In contrast to the preceding two subsections, the purpose of optimization here is to maximize the coverage ratio of the UEs. We substitute the objective function with the sum of coverage indicators in optimization problem (P1) and solve it using Gurobi. The main parameter settings are the same as the previous ones, while a larger area of 1080 m$\times$1600 m is considered. Moreover, the number of UEs is also expanded to 200, the length and width of each grid are 20 m and 7 m, and the number of selected candidate grid points is 176. Note that at longer distances, the coverage capability of the AP is weakened, and it is more meaningful to introduce the IRS for coverage enhancement.

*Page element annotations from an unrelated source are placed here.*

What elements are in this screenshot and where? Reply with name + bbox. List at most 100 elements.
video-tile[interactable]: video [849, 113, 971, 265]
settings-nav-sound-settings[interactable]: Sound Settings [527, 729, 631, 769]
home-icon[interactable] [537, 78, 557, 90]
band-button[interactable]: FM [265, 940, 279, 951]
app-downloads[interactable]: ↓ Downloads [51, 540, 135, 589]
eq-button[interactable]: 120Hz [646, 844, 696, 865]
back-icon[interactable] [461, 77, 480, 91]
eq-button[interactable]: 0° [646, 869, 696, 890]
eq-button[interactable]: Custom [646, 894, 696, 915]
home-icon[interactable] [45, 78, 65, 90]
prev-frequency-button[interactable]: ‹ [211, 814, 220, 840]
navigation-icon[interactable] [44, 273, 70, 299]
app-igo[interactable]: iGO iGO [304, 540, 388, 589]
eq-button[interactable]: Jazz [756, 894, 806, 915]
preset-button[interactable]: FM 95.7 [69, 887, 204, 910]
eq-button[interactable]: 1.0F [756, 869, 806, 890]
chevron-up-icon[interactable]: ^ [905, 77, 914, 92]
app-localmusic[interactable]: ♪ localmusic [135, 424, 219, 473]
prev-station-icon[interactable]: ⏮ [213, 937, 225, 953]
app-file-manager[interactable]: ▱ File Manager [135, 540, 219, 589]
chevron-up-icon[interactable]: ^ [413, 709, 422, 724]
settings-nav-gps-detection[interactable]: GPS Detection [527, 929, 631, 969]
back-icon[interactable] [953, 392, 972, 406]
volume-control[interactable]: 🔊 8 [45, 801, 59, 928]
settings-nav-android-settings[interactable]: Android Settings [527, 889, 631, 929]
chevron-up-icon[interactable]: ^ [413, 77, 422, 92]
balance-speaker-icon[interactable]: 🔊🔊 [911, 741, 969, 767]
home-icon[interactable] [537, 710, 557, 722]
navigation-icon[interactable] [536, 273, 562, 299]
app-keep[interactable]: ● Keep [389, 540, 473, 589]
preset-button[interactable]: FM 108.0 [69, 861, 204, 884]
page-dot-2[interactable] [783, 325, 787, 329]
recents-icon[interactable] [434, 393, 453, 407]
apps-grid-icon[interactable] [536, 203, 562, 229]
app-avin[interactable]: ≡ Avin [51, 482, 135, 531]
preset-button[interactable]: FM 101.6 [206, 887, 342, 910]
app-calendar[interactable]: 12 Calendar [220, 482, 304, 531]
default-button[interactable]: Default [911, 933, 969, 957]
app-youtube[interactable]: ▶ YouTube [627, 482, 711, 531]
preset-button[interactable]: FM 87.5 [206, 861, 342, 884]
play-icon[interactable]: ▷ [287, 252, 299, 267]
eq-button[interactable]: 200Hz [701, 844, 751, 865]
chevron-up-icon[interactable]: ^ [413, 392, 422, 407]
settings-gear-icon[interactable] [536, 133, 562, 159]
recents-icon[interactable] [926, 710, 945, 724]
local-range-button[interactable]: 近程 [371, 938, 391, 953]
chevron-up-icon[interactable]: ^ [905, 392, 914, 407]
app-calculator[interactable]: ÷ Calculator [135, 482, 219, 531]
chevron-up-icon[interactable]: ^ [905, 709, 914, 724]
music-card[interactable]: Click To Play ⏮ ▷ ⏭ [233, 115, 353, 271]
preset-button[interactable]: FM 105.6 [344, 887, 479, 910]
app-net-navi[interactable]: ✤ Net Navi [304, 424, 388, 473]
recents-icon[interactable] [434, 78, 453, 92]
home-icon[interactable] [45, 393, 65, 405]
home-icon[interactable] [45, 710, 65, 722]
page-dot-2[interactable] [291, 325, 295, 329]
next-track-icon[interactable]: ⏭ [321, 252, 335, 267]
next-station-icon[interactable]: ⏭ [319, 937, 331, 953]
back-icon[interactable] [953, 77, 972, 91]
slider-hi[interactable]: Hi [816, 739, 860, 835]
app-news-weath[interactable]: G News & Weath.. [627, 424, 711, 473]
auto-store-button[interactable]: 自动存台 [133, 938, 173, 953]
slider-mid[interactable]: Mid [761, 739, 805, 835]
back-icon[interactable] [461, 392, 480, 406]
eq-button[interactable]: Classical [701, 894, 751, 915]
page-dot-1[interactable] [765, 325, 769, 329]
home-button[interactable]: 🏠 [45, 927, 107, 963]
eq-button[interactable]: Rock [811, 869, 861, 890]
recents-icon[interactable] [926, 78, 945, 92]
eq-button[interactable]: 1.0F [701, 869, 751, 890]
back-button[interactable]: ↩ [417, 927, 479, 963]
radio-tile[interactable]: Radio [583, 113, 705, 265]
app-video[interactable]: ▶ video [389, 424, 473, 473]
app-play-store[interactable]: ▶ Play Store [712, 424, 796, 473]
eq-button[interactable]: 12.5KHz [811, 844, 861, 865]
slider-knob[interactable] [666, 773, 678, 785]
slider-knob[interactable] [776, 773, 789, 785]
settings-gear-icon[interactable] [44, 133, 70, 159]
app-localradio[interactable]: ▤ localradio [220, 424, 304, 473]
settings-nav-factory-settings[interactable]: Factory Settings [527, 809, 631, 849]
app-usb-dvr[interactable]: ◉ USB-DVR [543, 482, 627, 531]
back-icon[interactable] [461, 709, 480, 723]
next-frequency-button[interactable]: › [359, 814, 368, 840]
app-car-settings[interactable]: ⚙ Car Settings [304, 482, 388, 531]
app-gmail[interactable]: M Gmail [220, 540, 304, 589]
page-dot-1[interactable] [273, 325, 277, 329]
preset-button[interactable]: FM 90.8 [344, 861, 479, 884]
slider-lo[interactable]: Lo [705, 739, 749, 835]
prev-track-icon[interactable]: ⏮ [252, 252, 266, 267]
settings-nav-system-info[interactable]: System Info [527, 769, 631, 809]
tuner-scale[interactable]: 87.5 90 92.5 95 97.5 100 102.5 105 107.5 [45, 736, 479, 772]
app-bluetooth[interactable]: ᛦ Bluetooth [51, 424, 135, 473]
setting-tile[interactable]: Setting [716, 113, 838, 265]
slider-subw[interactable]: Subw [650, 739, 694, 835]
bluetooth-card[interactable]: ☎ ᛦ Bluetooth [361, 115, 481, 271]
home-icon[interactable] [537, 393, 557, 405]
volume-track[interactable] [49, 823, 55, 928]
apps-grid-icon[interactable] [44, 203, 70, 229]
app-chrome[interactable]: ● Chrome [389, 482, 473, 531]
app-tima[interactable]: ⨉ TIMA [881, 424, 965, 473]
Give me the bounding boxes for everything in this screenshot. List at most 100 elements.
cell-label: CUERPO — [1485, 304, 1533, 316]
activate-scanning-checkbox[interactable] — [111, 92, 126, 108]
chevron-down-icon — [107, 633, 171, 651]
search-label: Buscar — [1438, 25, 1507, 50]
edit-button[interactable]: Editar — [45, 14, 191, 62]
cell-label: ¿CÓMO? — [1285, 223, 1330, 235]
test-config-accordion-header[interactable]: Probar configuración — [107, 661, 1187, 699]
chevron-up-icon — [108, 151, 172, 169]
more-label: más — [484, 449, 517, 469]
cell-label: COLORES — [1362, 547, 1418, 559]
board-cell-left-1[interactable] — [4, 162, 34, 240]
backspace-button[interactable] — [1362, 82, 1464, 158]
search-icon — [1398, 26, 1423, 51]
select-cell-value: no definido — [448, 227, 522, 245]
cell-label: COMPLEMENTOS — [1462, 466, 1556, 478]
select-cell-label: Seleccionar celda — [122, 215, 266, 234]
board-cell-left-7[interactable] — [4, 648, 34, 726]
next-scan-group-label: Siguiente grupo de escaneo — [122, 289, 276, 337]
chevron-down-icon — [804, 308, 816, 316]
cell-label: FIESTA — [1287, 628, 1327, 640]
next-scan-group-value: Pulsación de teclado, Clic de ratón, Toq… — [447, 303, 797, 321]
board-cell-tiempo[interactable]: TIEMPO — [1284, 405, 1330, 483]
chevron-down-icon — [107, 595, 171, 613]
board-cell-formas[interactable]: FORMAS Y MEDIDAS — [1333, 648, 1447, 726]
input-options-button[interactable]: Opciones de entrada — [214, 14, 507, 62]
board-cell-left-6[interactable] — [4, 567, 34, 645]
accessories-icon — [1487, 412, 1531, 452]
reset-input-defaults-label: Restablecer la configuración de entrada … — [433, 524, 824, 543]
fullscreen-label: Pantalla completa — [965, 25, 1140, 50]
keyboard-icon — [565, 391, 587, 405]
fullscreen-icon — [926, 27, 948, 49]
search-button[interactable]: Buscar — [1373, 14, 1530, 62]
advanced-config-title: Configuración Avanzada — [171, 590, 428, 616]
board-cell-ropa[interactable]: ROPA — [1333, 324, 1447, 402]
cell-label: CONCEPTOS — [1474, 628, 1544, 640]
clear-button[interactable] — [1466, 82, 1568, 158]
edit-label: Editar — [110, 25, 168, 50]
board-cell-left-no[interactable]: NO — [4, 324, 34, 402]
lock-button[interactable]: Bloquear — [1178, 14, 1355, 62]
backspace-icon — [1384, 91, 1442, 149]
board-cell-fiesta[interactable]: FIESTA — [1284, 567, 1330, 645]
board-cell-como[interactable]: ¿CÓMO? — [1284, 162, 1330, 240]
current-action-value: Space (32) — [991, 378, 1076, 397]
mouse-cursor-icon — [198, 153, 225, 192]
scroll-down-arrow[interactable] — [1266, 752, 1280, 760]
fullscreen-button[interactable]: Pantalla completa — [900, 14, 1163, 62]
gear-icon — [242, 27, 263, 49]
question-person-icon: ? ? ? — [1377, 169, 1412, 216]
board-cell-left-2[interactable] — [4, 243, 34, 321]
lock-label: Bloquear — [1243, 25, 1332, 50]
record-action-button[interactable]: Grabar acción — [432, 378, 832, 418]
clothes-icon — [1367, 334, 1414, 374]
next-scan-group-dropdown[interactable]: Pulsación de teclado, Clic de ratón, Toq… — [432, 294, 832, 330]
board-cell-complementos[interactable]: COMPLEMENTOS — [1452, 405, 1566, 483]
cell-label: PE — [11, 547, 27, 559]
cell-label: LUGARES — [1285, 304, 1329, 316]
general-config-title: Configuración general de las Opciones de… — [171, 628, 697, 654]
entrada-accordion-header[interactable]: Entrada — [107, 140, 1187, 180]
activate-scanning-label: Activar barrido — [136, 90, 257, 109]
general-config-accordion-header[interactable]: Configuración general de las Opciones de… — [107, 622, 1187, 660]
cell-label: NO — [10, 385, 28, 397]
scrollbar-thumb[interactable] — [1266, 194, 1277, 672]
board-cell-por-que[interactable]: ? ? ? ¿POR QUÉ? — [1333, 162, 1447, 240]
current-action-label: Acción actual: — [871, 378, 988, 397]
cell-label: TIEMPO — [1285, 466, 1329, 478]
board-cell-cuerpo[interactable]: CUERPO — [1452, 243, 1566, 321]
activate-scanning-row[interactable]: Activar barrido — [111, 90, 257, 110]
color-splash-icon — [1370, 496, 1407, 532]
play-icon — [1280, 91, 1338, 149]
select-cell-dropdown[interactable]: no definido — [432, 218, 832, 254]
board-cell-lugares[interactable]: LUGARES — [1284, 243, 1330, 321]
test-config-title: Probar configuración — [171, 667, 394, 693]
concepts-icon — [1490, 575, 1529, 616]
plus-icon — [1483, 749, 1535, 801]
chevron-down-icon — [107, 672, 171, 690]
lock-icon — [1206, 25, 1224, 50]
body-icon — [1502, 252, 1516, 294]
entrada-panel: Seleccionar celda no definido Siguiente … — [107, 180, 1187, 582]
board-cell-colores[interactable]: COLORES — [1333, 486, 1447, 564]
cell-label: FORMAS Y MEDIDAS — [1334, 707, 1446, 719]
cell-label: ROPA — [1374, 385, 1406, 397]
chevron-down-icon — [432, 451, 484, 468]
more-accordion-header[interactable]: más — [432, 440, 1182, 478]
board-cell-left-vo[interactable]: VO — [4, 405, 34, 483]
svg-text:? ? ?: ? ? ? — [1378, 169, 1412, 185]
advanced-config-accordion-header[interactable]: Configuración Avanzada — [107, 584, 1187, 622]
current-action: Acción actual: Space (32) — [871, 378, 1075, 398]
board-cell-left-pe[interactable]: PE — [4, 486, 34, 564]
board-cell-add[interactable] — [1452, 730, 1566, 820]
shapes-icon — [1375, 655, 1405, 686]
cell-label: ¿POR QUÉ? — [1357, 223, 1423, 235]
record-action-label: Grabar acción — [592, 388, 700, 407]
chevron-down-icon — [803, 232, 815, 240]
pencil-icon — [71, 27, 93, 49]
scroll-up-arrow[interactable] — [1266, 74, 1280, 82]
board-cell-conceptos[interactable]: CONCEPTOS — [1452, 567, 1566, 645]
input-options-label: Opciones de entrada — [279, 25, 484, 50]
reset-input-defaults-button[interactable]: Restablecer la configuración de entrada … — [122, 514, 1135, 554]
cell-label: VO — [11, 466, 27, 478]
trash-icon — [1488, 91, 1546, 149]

In this experiments, we set the SNR thresholds as $\overline{\rm{SNR}}=20\,\rm{dB},30\,\rm{dB}$, respectively. The experimental results are shown in Fig. 7. It is evident that the deployment of IRSs can enhance network coverage, irrespective of whether thresholds are set at 20 dB or 30 dB. However, active IRSs exhibit superior efficacy, achieving substantial coverage improvements with a smaller number of IRSs. In contrast, passive IRSs require a greater number and larger size to achieve comparable coverage enhancements. Especially at high thresholds (i.e., $\overline{\rm{SNR}}=30\,\rm{dB}$), the coverage performance improvement due to passive IRSs is more constrained. This limitation arises because passive IRSs have an inherently weaker channel enhancement capability, which is insufficient to meet the demand of a higher threshold.